O autor cita especialista que já coordenou debates enviesados, em que vozes discordantes da narrativa central acabam sendo caladas, omitidas. Só assim para se aventurar com afirmações desprovidas de quaisquer fundamentos como, como exemplo, “o principal vetor do desmatamento é a pecuária.”
É mentira!
Todos os pesquisadores ou empresas privadas que já estudaram de forma aprofundada a dinâmica do desmatamento chegaram a conclusões semelhantes. O que move o desmatamento é a especulação imobiliária, o comércio ilegal de madeiras e a aposta de que, no Brasil, o crime compensa. E o crime continuará compensando enquanto parte da sociedade insistir em mirar justamente naqueles que operam na legalidade, enfraquecendo o negócio formal e abrindo espaço para o mercado informal e, consequentemente, para operações ilegais.
É incrível que a obviedade de tal cenário não seja nem mesmo pauta de discussão entre os interessados em salvar a floresta. Parecem mais focados em atacar a produção de carne.
O autor reforça seu argumento listando o aumento do rebanho em municípios que registraram as maiores ocorrências de desmatamento nos últimos anos. É verdade que as áreas desmatadas transformam-se em pastagens que, consequentemente, receberão bovinos num segundo momento. É a alternativa mais viável aos operadores ilegais. Além da impossibilidade de contabilizar o número de cabeças, ou estimar por ferramentas modernas como o uso de imagens obtidas por satélites, o rebanho pode ser removido rapidamente, caso os fiscais cheguem até o local.
Essa relação, por si, não diz nada. É preciso analisar diversos outros fatores para compreender causa e consequência.

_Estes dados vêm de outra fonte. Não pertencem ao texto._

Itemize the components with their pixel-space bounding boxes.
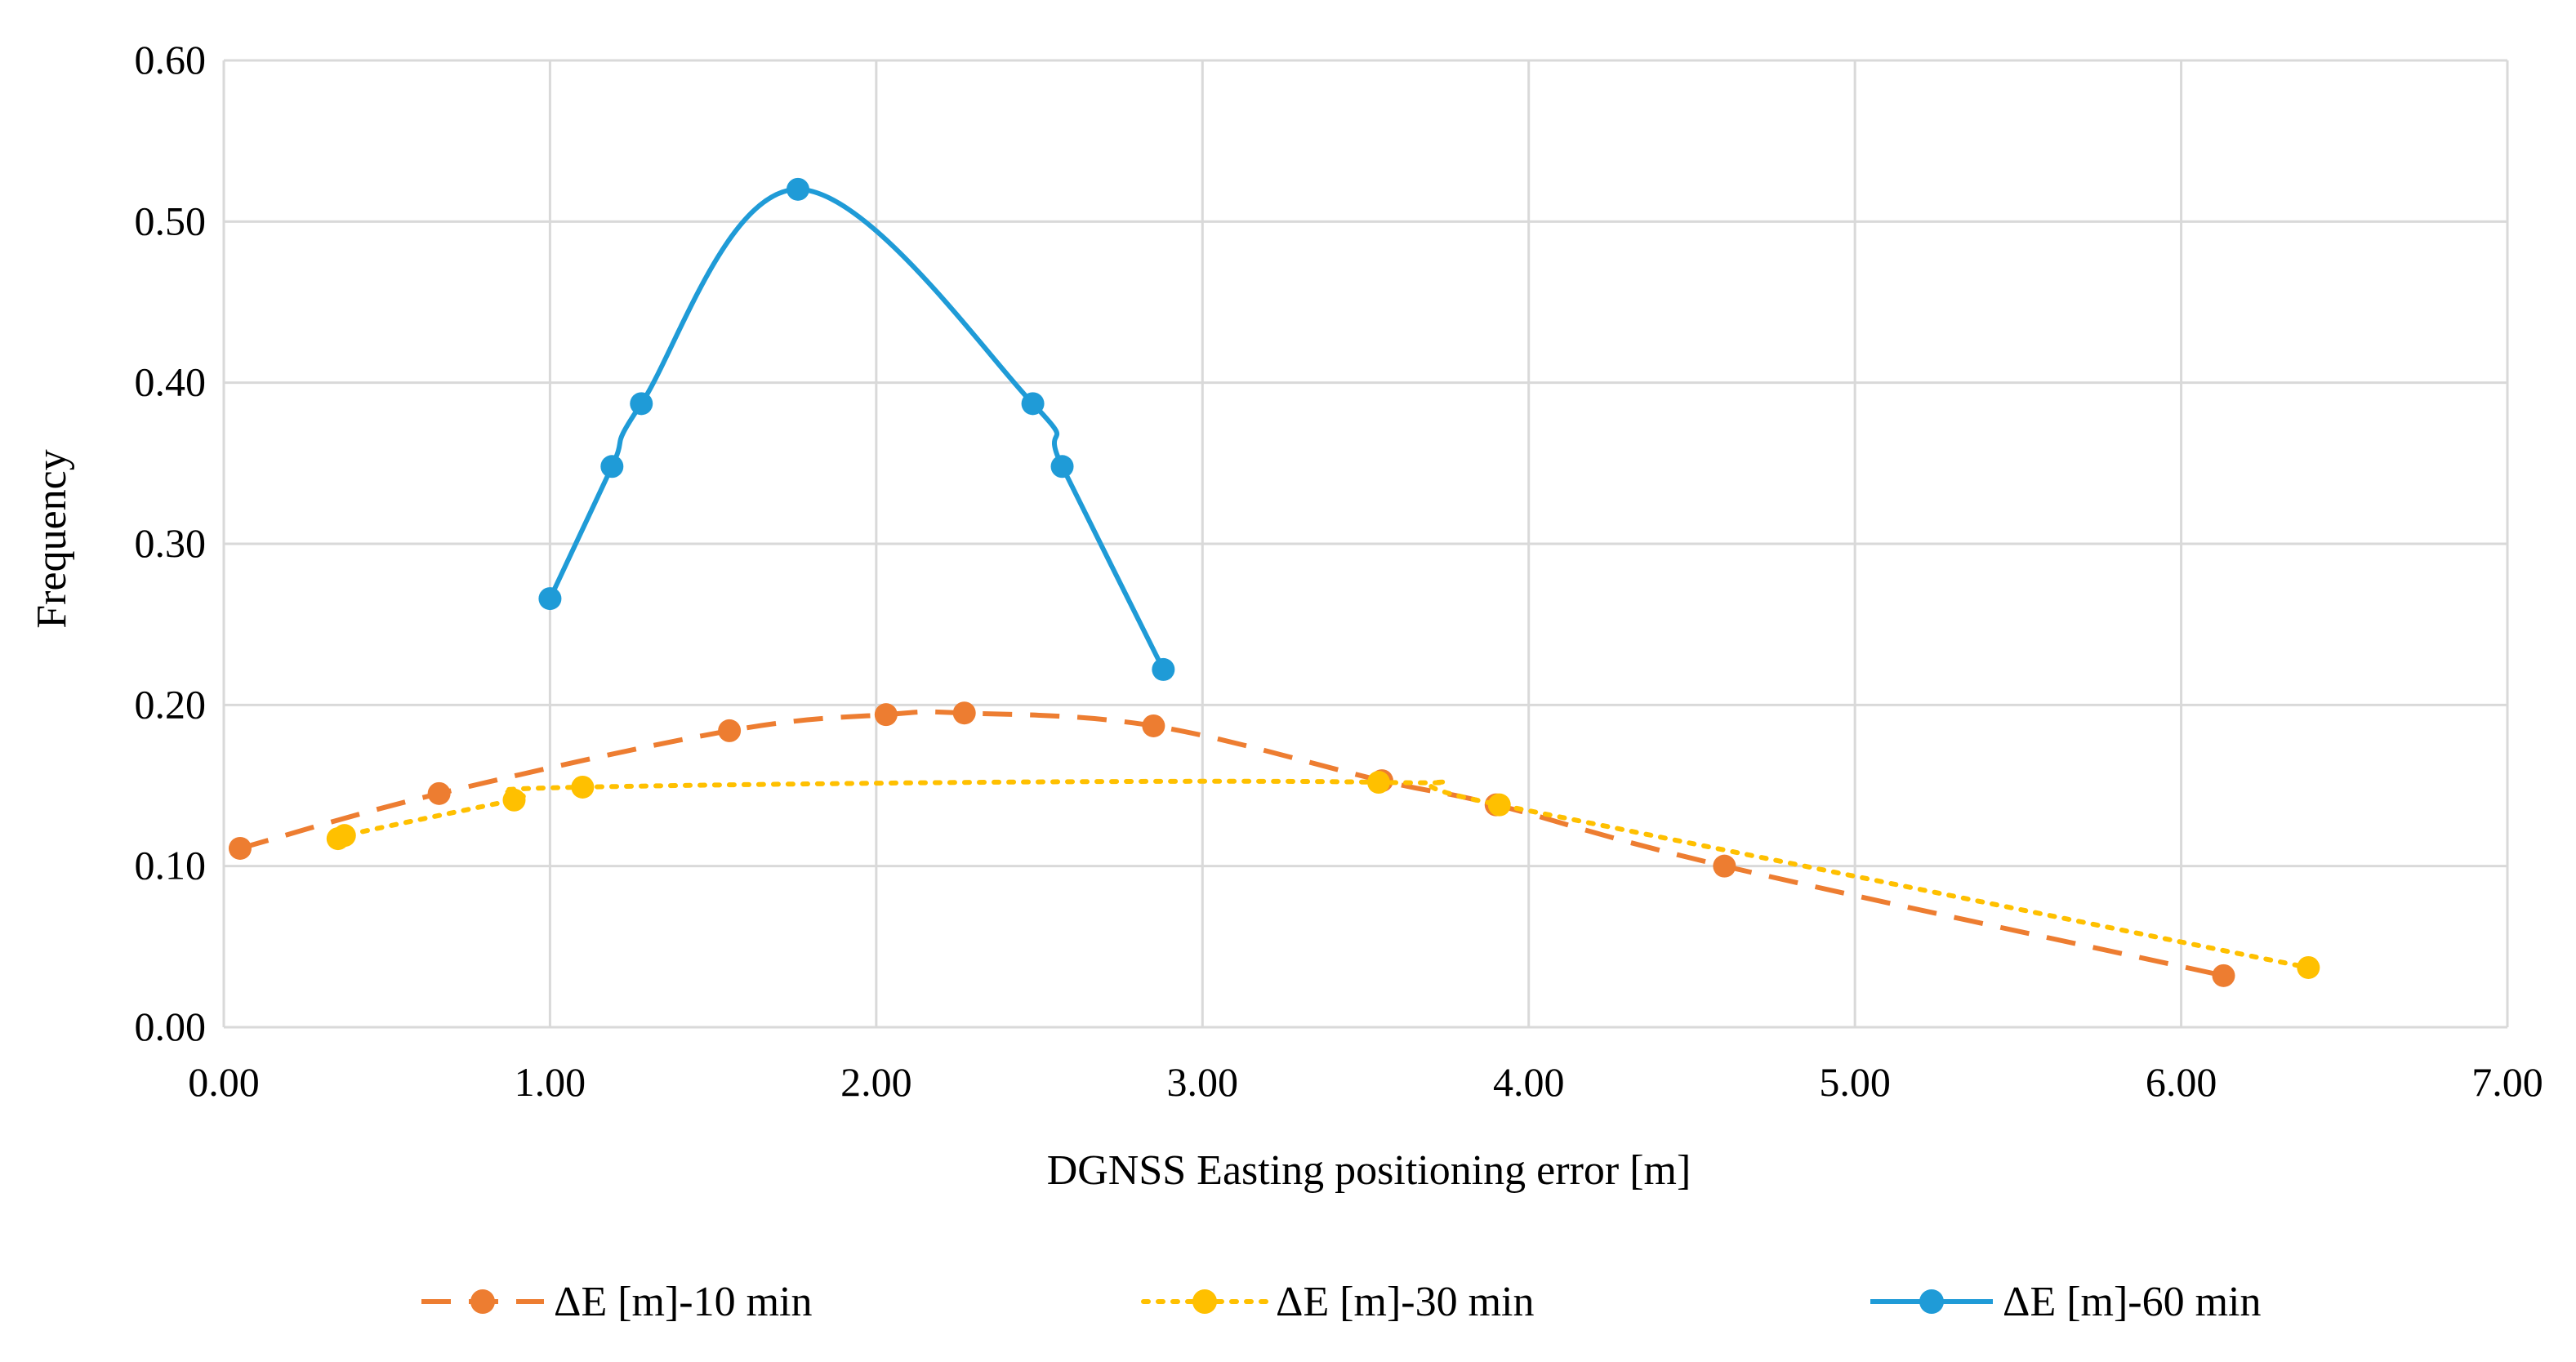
- series-2: [326, 771, 2320, 979]
- x-tick-label: 4.00: [1493, 1059, 1565, 1105]
- y-tick-label: 0.00: [135, 1004, 207, 1049]
- data-point: [1021, 392, 1045, 416]
- data-point: [228, 836, 252, 860]
- data-point: [1152, 657, 1175, 681]
- data-point: [1050, 455, 1074, 478]
- legend-item-1: ΔE [m]-10 min: [421, 1279, 813, 1325]
- data-point: [718, 719, 742, 742]
- x-tick-label: 7.00: [2471, 1059, 2543, 1105]
- y-tick-label: 0.30: [135, 520, 207, 566]
- y-tick-label: 0.20: [135, 681, 207, 727]
- data-point: [1142, 714, 1165, 737]
- x-axis-title: DGNSS Easting positioning error [m]: [1047, 1147, 1691, 1194]
- data-point: [1366, 771, 1390, 794]
- data-point: [427, 781, 451, 805]
- x-tick-label: 5.00: [1819, 1059, 1891, 1105]
- x-tick-label: 6.00: [2146, 1059, 2217, 1105]
- series-3: [538, 177, 1175, 681]
- data-point: [952, 701, 976, 725]
- series-line: [326, 778, 2311, 970]
- data-point: [502, 788, 526, 812]
- y-tick-label: 0.40: [135, 359, 207, 405]
- data-point: [600, 455, 624, 478]
- plot-series: [228, 177, 2320, 987]
- data-point: [630, 392, 653, 416]
- gridlines: [222, 59, 2509, 1029]
- x-tick-label: 1.00: [515, 1059, 586, 1105]
- legend-label: ΔE [m]-60 min: [2003, 1279, 2262, 1325]
- y-tick-label: 0.50: [135, 198, 207, 243]
- data-point: [874, 703, 898, 727]
- legend: ΔE [m]-10 min ΔE [m]-30 min ΔE [m]-60 min: [421, 1279, 2262, 1325]
- data-point: [2212, 964, 2235, 987]
- y-tick-label: 0.60: [135, 37, 207, 82]
- axis-ticks: 0.00 0.10 0.20 0.30 0.40 0.50 0.60 0.00 1.00 2.00…: [135, 37, 2543, 1105]
- data-point: [571, 775, 595, 799]
- data-point: [2297, 955, 2320, 979]
- y-axis-title: Frequency: [29, 449, 75, 628]
- legend-item-3: ΔE [m]-60 min: [1870, 1279, 2262, 1325]
- legend-label: ΔE [m]-30 min: [1276, 1279, 1535, 1325]
- y-tick-label: 0.10: [135, 843, 207, 888]
- data-point: [1713, 854, 1736, 878]
- legend-label: ΔE [m]-10 min: [554, 1279, 813, 1325]
- legend-marker: [470, 1289, 495, 1314]
- legend-item-2: ΔE [m]-30 min: [1141, 1279, 1535, 1325]
- data-point: [786, 177, 809, 201]
- x-tick-label: 3.00: [1167, 1059, 1239, 1105]
- data-point: [1487, 793, 1511, 817]
- legend-marker: [1192, 1289, 1217, 1314]
- x-tick-label: 2.00: [840, 1059, 912, 1105]
- x-tick-label: 0.00: [188, 1059, 260, 1105]
- legend-marker: [1919, 1289, 1944, 1314]
- data-point: [538, 587, 562, 611]
- data-point: [332, 824, 356, 848]
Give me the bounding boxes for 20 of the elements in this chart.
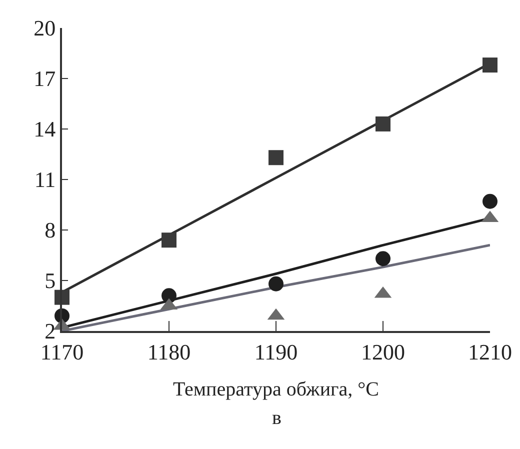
y-tick-label: 17 <box>34 66 56 92</box>
point <box>162 288 176 304</box>
point <box>268 276 284 292</box>
x-axis-title: Температура обжига, °C <box>173 378 379 400</box>
y-tick-label: 5 <box>44 268 56 294</box>
y-tick-label: 20 <box>34 16 56 41</box>
point <box>376 116 390 132</box>
point <box>482 58 498 73</box>
y-tick-label: 14 <box>34 116 56 142</box>
point <box>482 194 498 209</box>
x-tick-label: 1200 <box>361 339 405 364</box>
x-tick-label: 1190 <box>254 339 298 364</box>
point <box>376 251 390 266</box>
text: в <box>272 407 282 429</box>
y-tick-label: 8 <box>44 218 56 243</box>
y-tick-label: 11 <box>34 167 56 192</box>
point <box>268 150 284 166</box>
point <box>162 232 176 248</box>
x-tick-label: 1180 <box>147 339 191 364</box>
x-tick-label: 1210 <box>468 339 512 364</box>
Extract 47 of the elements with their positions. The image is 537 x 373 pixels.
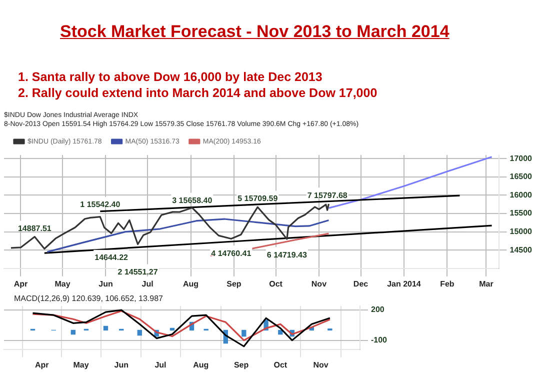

Na figura 1 está o resumo do que ocorreu nos últimos 20 anos na Amazônia Legal. Os dados, resumidos na figura, comprovam que a pecuária não é o vetor de desmatamento.
É importante ressaltar que, apesar do desempenho no período, o desmatamento anual vem aumentando na região desde 2013. No entanto, em 2020 a área desmatada foi 8,3% menor do que a média anual dos últimos 20 anos. Os dados de desmatamento são do INPE, através do Prodes. O total está bem distante do tal recorde de desmatamento alardeado pelos adeptos da ciência do grito, aquela que intimida e não gosta muito de ser questionada.
Apesar da taxa média de desmatamento anual estar recuando, a área desmatada a partir de 2001 somou 23,7 milhões de hectares que, em tese, foram integralmente transformados em pastagens. Como a área de pastagens poderia recuar?
A explicação mais didática pode ser encontrada em outro dado do INPE, através do Terraclass. O acompanhamento da dinâmica das áreas possibilitava quantificar e qualificar o que vinha ocorrendo com as áreas abertas na região da Amazônia Legal. A partir dessa informação foi possível compreender o ritmo de regeneração da floresta.
Não se trata de uma recuperação intencional da vegetação natural, mas sim da consequência da degradação das pastagens. O produtor, descapitalizado, não consegue manter os pastos limpos e a área vai sendo tomada pelas plantas invasoras, num primeiro momento, e pelas diversas etapas de regeneração da composição florestal, nos momentos seguintes.
Somando o processo de regeneração com a área transferida para lavouras e reflorestamentos comerciais, os números mostram que a área líquida de pastagens se reduz, apesar do aumento do rebanho, da produção e das exportações nas proporções apresentadas na figura 1.
O pacote de acusações infundadas à pecuária continua no artigo ao citar que o setor pecuário recebeu R$ 12,3 bilhões/ano em crédito subvencionado, anistias e renúncias fiscais.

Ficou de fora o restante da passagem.